A cable dated 17 December 2010 sent from the US embassy in Australia was released to Italian investigative journalist Stefania Maurizi in December 2023 under freedom of information. The US cable concerned reactions in Australia to the United States diplomatic cables leak. The cable revealed that US officials monitored pro-Assange protests in Australia for "anti-US sentiment" and warned that there was "increasing sympathy, particularly on the left" for Assange. It described the institute's Michael Fullilove as a "moderating voice" who, "while calling the leaks 'fascinating', also termed WikiLeaks' conduct reckless in a blog post. But for the most part, sensationalist headlines are drowning out Fullilove and other reasonable observers."

==== Research programs ====
- East Asia
- International Security
- Pacific Islands
- West Asia
- International Economy
- Diplomacy and Public Opinion

==== Website ====
The institute's website offers publications for free download. In 2006 the regular talks began to be recorded and made available on the website.

The Lowy Institute launched a blog The Interpreter in November 2007. According to former Executive Director Allan Gyngell: "it aims to provide you with fresh insights into international events and a new way to engage with the Institute."
Lowy Institute also developed analytical tool Asia Power Index. This tool allows changes in the global distribution of power. Countries can be compared on the basis of which measures eight types of power: military capability, defence networks, economic resources, economic relationships, diplomatic influence, cultural influence, resilience and future resources.

====Lowy Poll====
The annual Lowy Poll surveys a nationally representative sample of the adult Australian population on foreign policy issues and is the Lowy Institute's flagship publication. It is wholly funded by the Lowy Institute and its results are widely cited in the Australian and international media. The Lowy Institute has also conducted opinion polling in Indonesia, New Zealand and China. The first Lowy Poll was in 2005.
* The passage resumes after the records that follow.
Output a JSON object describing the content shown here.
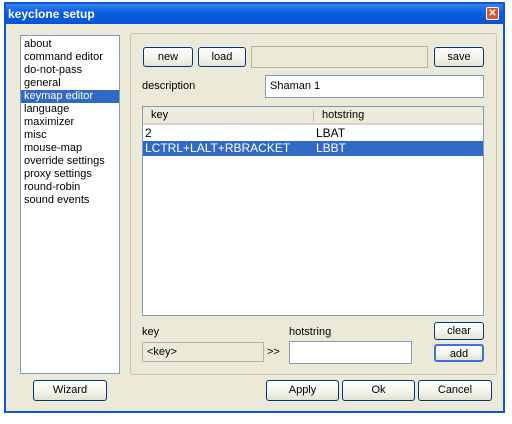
{
  "window": {
    "title": "keyclone setup",
    "close_symbol": "✕"
  },
  "sidebar": {
    "items": [
      {
        "label": "about",
        "selected": false
      },
      {
        "label": "command editor",
        "selected": false
      },
      {
        "label": "do-not-pass",
        "selected": false
      },
      {
        "label": "general",
        "selected": false
      },
      {
        "label": "keymap editor",
        "selected": true
      },
      {
        "label": "language",
        "selected": false
      },
      {
        "label": "maximizer",
        "selected": false
      },
      {
        "label": "misc",
        "selected": false
      },
      {
        "label": "mouse-map",
        "selected": false
      },
      {
        "label": "override settings",
        "selected": false
      },
      {
        "label": "proxy settings",
        "selected": false
      },
      {
        "label": "round-robin",
        "selected": false
      },
      {
        "label": "sound events",
        "selected": false
      }
    ]
  },
  "keymap": {
    "new_label": "new",
    "load_label": "load",
    "filename_value": "",
    "save_label": "save",
    "description_label": "description",
    "description_value": "Shaman 1",
    "table": {
      "columns": [
        "key",
        "hotstring"
      ],
      "rows": [
        {
          "key": "2",
          "hotstring": "LBAT",
          "selected": false
        },
        {
          "key": "LCTRL+LALT+RBRACKET",
          "hotstring": "LBBT",
          "selected": true
        }
      ]
    },
    "key_label": "key",
    "hotstring_label": "hotstring",
    "key_value": "<key>",
    "arrow": ">>",
    "hotstring_value": "",
    "clear_label": "clear",
    "add_label": "add"
  },
  "footer": {
    "wizard_label": "Wizard",
    "apply_label": "Apply",
    "ok_label": "Ok",
    "cancel_label": "Cancel"
  },
  "colors": {
    "title_bar": "#0a5fe0",
    "selection": "#316ac5",
    "dialog_bg": "#ece9d8"
  }
}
In April 2023, the Lowy Institute poll indicated that one in five Chinese-Australians were called offensive names in 2022, down 10 points from 31% in 2020, highlighting that Chinese-Australians face fewer racist insults than at height of diplomatic tensions with Beijing.

==Leadership and staff==

===Board of directors===
The institute's board comprises Australian policy makers and business people.

- Frank Lowy AC – Lowy Institute founder and chairman; co-founder, Westfield Group
- David Gonski AC – Chairman of Australian and New Zealand Banking Group and Coca-Cola Amatil Limited
- Joanna Hewitt AO
- Sir Angus Houston AK, AC, AFC
- Martin Indyk – Diplomat; former United States ambassador to Israel
- David Lowy AM
- Peter Lowy – Group managing director of the Westfield Group
- Steven Lowy AM – Group managing director of the Westfield Group
- Ian Macfarlane – Former Governor of the Reserve Bank of Australia
- Mark Ryan – Company director
- The Hon James Spigelman AC
- The Hon Penny Wensley AC

===Notable staff===

- Michael Fullilove, Executive Director

===Former staff===
- Michael Wesley, Executive Director (2009–2012)

==Criticism==

The format of the 2011 Lowy Institute Poll was considered inadequate for formulating Australian policy compared to studies undertaken by CSIRO, Ipsos-Eureka, Cardiff University, Stanford University, and Yale University.

In 2012, the institute was criticised by Jim Green, national nuclear campaigner of Friends of the Earth Australia, alleging that the institute ran "a disgraceful propaganda campaign" to advocate for Australian uranium sales to India, in contravention of Australia's longstanding policy of refusing to sell uranium to nations who did not join the Nuclear Non-Proliferation Treaty (NPT).